Although publicly traded Excel did not disclose sales terms, an industry analyst estimated the price at $75 million to $80 million, with about $30 million of that from cash and the rest in debt assumption.
``Right now, [Excel] is considered a large supplier in North America but not elsewhere,'' said equity analyst Eric Goldstein of New York-based Bear, Stearns & Co. ``This looks like a very good deal to put the company on a world stage. Ford [Motor Co.] is their largest customer, and they are the most aggressive among the Big Three in going to a global platform.''
Excel and Schade, based in Plettenberg, Germany, are no strangers, having shared products and technology since 1988, said Louis Csokasy, president of Excel's automotive business.
The alliance has proved fruitful. Excel has provided Schade with reaction injection molding technology to make polyurethane encapsulation systems, Csokasy said. Schade, in turn, has brought technology for rolled-metal upper door frames to Excel.
Both firms make encapsulated windows, which also can be injection molded using PVC and metal door frames. Separately they are developing inner door modules, one-piece molded plastic cartridges that slip inside steel door panels. A module can include a window regulator, wire harnesses, speakers and assorted window support pieces. The firms have worked together on customer presentations for the door modules, Csokasy said
He said the purchase was the next logical step between two firms that share similar interests and activities.
``It's kind of like growing up,'' Csokasy said. ``Sooner or later, we had to step up and take an equity position with them so we could act as one company. The idea is for us to be integrated on a worldwide basis to serve all parts of the world.''
Schade employs about 2,600 and operates three plants in Germany, two in the Cologne area, and has plants in the United Kingdom, the Czech Republic, Portugal and Spain.
Its largest customers include Volkswagen AG, Audi AG, BMW AG, Ford and General Motors' Adam Opel AG, said Wolfgang Krappe, Schade technical operations manager. The firm operates an undisclosed number of presses from 400-1,600 tons.

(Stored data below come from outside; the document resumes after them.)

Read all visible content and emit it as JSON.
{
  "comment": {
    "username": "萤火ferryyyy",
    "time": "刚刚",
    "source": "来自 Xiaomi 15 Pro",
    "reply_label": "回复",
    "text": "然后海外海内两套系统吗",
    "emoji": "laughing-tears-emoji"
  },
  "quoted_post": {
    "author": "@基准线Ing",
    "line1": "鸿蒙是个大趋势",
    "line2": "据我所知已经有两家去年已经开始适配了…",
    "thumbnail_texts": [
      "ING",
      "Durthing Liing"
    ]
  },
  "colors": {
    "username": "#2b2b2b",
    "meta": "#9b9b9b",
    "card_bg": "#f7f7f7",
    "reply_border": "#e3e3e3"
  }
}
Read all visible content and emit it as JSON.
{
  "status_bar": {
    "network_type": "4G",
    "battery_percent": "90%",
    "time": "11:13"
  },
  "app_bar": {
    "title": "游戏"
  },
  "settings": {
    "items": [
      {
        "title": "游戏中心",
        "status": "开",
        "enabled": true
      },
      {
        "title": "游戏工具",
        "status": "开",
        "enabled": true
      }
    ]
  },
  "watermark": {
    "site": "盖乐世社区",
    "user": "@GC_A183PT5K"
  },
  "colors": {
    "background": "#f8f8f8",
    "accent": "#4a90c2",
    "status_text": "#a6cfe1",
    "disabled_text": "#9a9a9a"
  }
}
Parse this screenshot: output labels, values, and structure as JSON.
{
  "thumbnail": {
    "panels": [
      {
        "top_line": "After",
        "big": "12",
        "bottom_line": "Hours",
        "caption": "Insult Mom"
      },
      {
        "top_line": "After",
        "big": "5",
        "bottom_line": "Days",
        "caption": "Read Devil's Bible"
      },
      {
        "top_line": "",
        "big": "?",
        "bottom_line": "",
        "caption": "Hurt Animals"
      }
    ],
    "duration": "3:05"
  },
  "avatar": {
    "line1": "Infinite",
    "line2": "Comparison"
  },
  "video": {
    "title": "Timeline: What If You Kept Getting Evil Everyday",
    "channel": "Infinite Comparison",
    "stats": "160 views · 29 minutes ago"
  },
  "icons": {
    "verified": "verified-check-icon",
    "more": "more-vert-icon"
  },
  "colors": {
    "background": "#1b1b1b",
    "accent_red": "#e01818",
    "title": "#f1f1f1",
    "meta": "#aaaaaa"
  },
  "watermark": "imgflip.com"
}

Hella KG Hueck & Co., a lighting and electronics supplier in Lippstadt, Germany, owns 30 percent of Schade. Excel is attempting to purchase the remaining 70 percent share now owned by private stockholders.

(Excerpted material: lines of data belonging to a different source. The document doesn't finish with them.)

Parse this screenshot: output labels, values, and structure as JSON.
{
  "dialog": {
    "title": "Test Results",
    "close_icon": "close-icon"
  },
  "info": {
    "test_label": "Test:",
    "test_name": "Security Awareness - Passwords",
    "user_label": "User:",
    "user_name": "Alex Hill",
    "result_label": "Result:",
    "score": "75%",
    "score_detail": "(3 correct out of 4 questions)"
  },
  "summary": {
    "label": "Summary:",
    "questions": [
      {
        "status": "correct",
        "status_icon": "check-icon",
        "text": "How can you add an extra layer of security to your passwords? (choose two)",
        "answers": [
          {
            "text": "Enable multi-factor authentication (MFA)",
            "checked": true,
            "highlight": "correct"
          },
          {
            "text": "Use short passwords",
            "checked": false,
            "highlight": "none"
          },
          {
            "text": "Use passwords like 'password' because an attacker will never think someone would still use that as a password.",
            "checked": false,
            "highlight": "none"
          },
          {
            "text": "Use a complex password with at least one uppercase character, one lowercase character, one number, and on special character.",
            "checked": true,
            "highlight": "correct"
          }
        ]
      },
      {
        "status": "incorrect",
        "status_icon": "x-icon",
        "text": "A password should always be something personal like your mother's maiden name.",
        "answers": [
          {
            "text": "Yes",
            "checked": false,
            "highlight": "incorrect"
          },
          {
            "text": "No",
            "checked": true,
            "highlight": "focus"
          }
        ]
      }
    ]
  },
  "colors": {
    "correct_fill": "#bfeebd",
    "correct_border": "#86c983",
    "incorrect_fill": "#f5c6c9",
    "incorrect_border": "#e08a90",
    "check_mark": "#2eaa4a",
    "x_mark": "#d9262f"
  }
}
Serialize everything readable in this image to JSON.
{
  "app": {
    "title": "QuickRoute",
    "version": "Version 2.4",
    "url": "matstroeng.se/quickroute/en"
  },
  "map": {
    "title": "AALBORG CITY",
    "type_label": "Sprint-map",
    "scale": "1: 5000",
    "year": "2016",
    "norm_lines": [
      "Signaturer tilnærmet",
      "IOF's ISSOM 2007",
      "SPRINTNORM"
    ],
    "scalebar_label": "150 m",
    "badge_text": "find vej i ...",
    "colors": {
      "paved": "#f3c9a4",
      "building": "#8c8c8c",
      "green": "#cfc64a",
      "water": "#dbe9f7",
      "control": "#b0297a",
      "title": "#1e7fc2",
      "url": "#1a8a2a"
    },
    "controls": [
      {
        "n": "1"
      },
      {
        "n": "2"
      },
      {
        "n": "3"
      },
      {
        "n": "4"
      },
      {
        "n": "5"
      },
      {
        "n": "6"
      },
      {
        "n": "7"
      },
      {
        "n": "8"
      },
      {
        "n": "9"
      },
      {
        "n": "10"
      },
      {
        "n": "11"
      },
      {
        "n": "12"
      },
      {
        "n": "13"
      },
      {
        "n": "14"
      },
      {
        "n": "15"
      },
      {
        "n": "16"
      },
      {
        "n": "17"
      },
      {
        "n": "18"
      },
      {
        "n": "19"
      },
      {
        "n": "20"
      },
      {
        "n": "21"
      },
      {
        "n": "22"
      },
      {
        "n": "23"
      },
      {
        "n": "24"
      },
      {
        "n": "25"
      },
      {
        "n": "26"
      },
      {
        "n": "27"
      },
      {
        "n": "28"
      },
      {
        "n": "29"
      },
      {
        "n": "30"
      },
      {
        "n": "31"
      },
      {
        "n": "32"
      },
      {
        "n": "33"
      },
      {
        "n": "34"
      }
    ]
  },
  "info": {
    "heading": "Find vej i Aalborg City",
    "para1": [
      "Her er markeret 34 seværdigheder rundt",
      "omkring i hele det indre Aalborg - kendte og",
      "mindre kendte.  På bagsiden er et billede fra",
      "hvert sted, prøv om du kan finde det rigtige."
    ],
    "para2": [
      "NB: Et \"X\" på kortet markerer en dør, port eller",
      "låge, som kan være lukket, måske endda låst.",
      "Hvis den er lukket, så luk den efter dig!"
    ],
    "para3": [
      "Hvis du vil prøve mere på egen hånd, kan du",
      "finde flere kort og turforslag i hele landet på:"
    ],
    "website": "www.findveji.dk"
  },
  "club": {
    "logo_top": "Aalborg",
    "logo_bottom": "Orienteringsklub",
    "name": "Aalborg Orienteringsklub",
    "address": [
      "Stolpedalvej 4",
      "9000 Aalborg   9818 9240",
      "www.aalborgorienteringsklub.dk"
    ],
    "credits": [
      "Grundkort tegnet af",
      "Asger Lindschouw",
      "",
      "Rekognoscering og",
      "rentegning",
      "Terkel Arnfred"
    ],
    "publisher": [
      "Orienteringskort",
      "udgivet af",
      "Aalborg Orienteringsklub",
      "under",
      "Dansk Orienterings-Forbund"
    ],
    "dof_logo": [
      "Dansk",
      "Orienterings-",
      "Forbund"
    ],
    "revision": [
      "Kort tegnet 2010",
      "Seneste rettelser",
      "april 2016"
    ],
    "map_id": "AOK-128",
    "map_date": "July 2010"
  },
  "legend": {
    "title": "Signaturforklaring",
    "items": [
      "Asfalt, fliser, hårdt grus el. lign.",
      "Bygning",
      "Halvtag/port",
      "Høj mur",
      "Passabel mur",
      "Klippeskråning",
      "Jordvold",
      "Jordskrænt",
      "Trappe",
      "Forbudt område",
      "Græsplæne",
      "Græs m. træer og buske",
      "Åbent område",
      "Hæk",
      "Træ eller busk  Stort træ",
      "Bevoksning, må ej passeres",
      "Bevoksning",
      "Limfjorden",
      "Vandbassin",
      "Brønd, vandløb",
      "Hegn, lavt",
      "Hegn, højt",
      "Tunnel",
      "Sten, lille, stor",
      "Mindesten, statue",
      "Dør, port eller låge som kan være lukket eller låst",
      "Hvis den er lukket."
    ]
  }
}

Schade realized that to stay competitive, it needed a U.S. partner, Krappe said.
Excel has no European plants. The firm supplies about 47 percent of its parts to Ford. About 65 percent of Excel's sales come from the Big Three, according to a 1996 annual report.

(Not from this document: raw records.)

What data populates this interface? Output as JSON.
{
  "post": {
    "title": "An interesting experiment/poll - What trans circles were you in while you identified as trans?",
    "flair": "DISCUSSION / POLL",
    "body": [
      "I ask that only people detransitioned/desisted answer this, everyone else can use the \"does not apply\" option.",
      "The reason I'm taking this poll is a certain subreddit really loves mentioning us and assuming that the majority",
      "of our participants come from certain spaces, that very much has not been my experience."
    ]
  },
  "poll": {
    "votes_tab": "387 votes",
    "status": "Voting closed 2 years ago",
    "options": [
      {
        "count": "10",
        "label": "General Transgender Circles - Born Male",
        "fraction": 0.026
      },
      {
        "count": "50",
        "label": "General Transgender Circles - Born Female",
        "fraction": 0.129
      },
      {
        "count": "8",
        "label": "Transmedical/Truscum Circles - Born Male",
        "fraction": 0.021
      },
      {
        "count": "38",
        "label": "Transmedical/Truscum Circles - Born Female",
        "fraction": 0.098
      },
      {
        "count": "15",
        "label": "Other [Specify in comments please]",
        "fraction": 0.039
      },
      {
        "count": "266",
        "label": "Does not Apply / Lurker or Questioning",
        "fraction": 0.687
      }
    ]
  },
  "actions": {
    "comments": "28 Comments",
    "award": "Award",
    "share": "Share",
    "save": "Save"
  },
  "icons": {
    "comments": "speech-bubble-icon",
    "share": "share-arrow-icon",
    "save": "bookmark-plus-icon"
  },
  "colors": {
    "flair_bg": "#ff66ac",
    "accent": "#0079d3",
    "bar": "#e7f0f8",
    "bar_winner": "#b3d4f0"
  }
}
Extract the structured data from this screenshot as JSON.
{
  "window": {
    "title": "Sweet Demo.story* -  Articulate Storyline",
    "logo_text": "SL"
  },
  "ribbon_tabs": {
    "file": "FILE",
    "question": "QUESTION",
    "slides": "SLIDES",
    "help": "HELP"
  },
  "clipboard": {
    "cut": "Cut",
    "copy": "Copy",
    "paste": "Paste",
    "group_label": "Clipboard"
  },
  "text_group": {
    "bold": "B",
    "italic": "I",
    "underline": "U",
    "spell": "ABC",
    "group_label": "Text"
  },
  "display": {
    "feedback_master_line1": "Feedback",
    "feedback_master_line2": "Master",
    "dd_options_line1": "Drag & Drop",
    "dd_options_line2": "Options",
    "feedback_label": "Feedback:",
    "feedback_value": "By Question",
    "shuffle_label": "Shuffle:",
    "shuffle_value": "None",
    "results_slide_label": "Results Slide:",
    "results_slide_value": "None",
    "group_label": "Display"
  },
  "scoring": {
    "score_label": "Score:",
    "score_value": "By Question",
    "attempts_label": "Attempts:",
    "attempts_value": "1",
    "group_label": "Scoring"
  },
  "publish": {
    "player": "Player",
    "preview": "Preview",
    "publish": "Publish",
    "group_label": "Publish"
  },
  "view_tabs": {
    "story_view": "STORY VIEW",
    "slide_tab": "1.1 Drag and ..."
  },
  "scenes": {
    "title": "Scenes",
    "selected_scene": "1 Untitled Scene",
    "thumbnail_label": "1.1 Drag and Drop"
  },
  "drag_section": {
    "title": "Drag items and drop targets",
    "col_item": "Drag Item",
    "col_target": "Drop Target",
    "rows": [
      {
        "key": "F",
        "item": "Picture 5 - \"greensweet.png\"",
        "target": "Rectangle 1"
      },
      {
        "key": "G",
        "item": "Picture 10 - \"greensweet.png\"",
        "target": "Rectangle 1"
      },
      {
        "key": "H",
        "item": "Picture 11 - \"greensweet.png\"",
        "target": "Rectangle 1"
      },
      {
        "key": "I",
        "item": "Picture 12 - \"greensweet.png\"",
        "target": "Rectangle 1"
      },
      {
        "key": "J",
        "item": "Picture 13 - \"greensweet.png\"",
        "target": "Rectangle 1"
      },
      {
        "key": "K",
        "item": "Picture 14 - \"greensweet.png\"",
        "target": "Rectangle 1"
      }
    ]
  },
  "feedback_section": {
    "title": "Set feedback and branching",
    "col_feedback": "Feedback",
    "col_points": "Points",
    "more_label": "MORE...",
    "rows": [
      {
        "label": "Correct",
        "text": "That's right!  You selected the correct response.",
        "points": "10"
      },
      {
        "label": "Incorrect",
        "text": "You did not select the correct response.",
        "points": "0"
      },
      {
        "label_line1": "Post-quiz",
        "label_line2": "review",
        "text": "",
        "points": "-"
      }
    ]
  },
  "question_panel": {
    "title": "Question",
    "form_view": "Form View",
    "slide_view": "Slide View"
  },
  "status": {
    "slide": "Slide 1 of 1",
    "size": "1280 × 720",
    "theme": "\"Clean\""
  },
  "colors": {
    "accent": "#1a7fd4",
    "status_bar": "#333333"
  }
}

Excel and Donnelly Corp. of Holland, Mich., are considered the largest North American makers of window systems, said Mark Santucci, principal of Elm International Inc., an auto research firm in East Lansing, Mich.
In 1997 Excel expects auto sales of $600 million to $700 million, about three-fourths of its total sales. Sales to Ford have mushroomed from $26.7 million in 1985 to $413.2 million in 1996, according to the annual report.
The firm employs 6,800 at 27 plants. Its PVC window systems mainly are injection molded in Fulton, Ky., and PU RIM windows are made at a plant in Lawrenceburg, Tenn., Schall said.
Excel also expanded in South America two weeks ago, when it and partner Dura Automotive Systems Inc. of Minneapolis bought a majority stake in auto supplier Pollone SA, near Sao Paulo, Brazil.